Quand le barbare revint à la charge, il se heurta au tranchant d’Etincelle. Il ne put arrêter son élan à temps et serra contre lui sa main ensanglantée.

— Le marteau va revenir entre tes mains, dit Drizzt. ( Wulfgar parut presque surpris. Avait-il oublié qu’il possédait une arme magique ? ) Aimerais-tu qu’il te reste des doigts pour l’attraper ?

Aegis-fang choisit cet instant pour voler jusqu’à son maître.

Alors, Drizzt remit ses cimeterres au fourreau. A portée de son adversaire, les bras ballants, il n’offrit plus aucune défense.

Quand il avait réalisé que la lutte n’avait rien d’un jeu, son regard s’était terni.
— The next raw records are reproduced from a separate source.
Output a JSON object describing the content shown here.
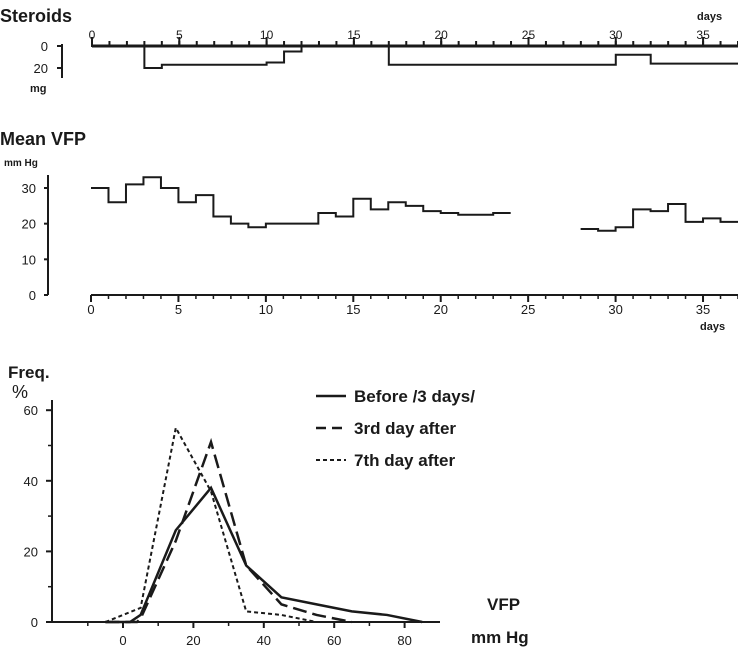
{
  "chart_data": [
    {
      "type": "line",
      "title": "Steroids",
      "ylabel_unit": "mg",
      "xlabel": "days",
      "xlim": [
        0,
        37
      ],
      "ylim": [
        0,
        20
      ],
      "x_ticks": [
        0,
        5,
        10,
        15,
        20,
        25,
        30,
        35
      ],
      "y_ticks": [
        0,
        20
      ],
      "steps": [
        {
          "x0": 0,
          "x1": 3,
          "y": 0
        },
        {
          "x0": 3,
          "x1": 4,
          "y": 20
        },
        {
          "x0": 4,
          "x1": 10,
          "y": 17
        },
        {
          "x0": 10,
          "x1": 11,
          "y": 15
        },
        {
          "x0": 11,
          "x1": 12,
          "y": 5
        },
        {
          "x0": 12,
          "x1": 17,
          "y": 0
        },
        {
          "x0": 17,
          "x1": 30,
          "y": 17
        },
        {
          "x0": 30,
          "x1": 32,
          "y": 8
        },
        {
          "x0": 32,
          "x1": 37,
          "y": 16
        }
      ]
    },
    {
      "type": "line",
      "title": "Mean VFP",
      "ylabel_unit": "mm Hg",
      "xlabel": "days",
      "xlim": [
        0,
        37
      ],
      "ylim": [
        0,
        30
      ],
      "x_ticks": [
        0,
        5,
        10,
        15,
        20,
        25,
        30,
        35
      ],
      "y_ticks": [
        0,
        10,
        20,
        30
      ],
      "segments": [
        [
          {
            "x0": 0,
            "x1": 1,
            "y": 30
          },
          {
            "x0": 1,
            "x1": 2,
            "y": 26
          },
          {
            "x0": 2,
            "x1": 3,
            "y": 31
          },
          {
            "x0": 3,
            "x1": 4,
            "y": 33
          },
          {
            "x0": 4,
            "x1": 5,
            "y": 30
          },
          {
            "x0": 5,
            "x1": 6,
            "y": 26
          },
          {
            "x0": 6,
            "x1": 7,
            "y": 28
          },
          {
            "x0": 7,
            "x1": 8,
            "y": 22
          },
          {
            "x0": 8,
            "x1": 9,
            "y": 20
          },
          {
            "x0": 9,
            "x1": 10,
            "y": 19
          },
          {
            "x0": 10,
            "x1": 13,
            "y": 20
          },
          {
            "x0": 13,
            "x1": 14,
            "y": 23
          },
          {
            "x0": 14,
            "x1": 15,
            "y": 22
          },
          {
            "x0": 15,
            "x1": 16,
            "y": 27
          },
          {
            "x0": 16,
            "x1": 17,
            "y": 24
          },
          {
            "x0": 17,
            "x1": 18,
            "y": 26
          },
          {
            "x0": 18,
            "x1": 19,
            "y": 25
          },
          {
            "x0": 19,
            "x1": 20,
            "y": 23.5
          },
          {
            "x0": 20,
            "x1": 21,
            "y": 23
          },
          {
            "x0": 21,
            "x1": 22,
            "y": 22.5
          },
          {
            "x0": 22,
            "x1": 23,
            "y": 22.5
          },
          {
            "x0": 23,
            "x1": 24,
            "y": 23
          }
        ],
        [
          {
            "x0": 28,
            "x1": 29,
            "y": 18.5
          },
          {
            "x0": 29,
            "x1": 30,
            "y": 18
          },
          {
            "x0": 30,
            "x1": 31,
            "y": 19
          },
          {
            "x0": 31,
            "x1": 32,
            "y": 24
          },
          {
            "x0": 32,
            "x1": 33,
            "y": 23.5
          },
          {
            "x0": 33,
            "x1": 34,
            "y": 25.5
          },
          {
            "x0": 34,
            "x1": 35,
            "y": 20.5
          },
          {
            "x0": 35,
            "x1": 36,
            "y": 21.5
          },
          {
            "x0": 36,
            "x1": 37,
            "y": 20.5
          }
        ]
      ]
    },
    {
      "type": "line",
      "ylabel_top": "Freq.",
      "ylabel": "%",
      "xlabel": "VFP",
      "xunit": "mm Hg",
      "xlim": [
        -5,
        85
      ],
      "ylim": [
        0,
        65
      ],
      "x_ticks": [
        0,
        20,
        40,
        60,
        80
      ],
      "y_ticks": [
        0,
        20,
        40,
        60
      ],
      "legend_position": "top-right",
      "series": [
        {
          "name": "Before /3 days/",
          "style": "solid",
          "x": [
            -5,
            2,
            5,
            15,
            25,
            35,
            45,
            55,
            65,
            75,
            85
          ],
          "y": [
            0,
            0,
            2,
            26,
            38,
            16,
            7,
            5,
            3,
            2,
            0
          ]
        },
        {
          "name": "3rd day after",
          "style": "dashed",
          "x": [
            -5,
            4,
            5,
            15,
            25,
            35,
            45,
            55,
            65
          ],
          "y": [
            0,
            0,
            1,
            23,
            51,
            16,
            5,
            2,
            0
          ]
        },
        {
          "name": "7th day after",
          "style": "dotted",
          "x": [
            -5,
            0,
            5,
            15,
            25,
            35,
            45,
            55
          ],
          "y": [
            0,
            2,
            4,
            55,
            37,
            3,
            2,
            0
          ]
        }
      ]
    }
  ]
}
Les yeux clos, Wulfgar garda une immobilité de pierre, comme s’il menait un combat intérieur.

Puis, souriant, il rouvrit les yeux et lâcha son arme.

— Mon ami, mon maître. Il est bon de te revoir.

Son bras tendu se termina soudain par un poing qu’il lança à la face de l’elfe.

Drizzt eut une réaction fulgurante. Mais Wulfgar lui saisit l’autre bras. Tous deux se retrouvèrent pressés contre le mur, à rire de bon cœur.

L’elfe noir eut enfin le sentiment de retrouver son compagnon d’armes.

Peu après, il sortit, sans plus avoir mentionné Catti-Brie. Au moins comprenait-il à présent le comportement du jeune homme. Il venait d’une tribu dominée par les mâles où les femmes ne prenaient pas la parole sans invitation. Elles obéissaient à leurs maîtres. Wulfgar aurait du mal à oublier son éducation.

Cela inquiétait Drizzt, qui cernait mieux la tristesse de son amie.

Ainsi que la folie croissante de Wulfgar. Si le barbare s’entêtait à étouffer la flamme intérieure de Catti-Brie, il détruirait tout ce qui l’avait attiré et tout ce qu’il aimait en elle.

L’elfe chassa ses idées noires. Depuis plus d’une décennie, il voyait la fougueuse jeune femme mener son père par le bout du nez.

Ni Wulfgar, ni lui ni les dieux en personne n’éteindrait le feu qui brillait dans son regard bleu.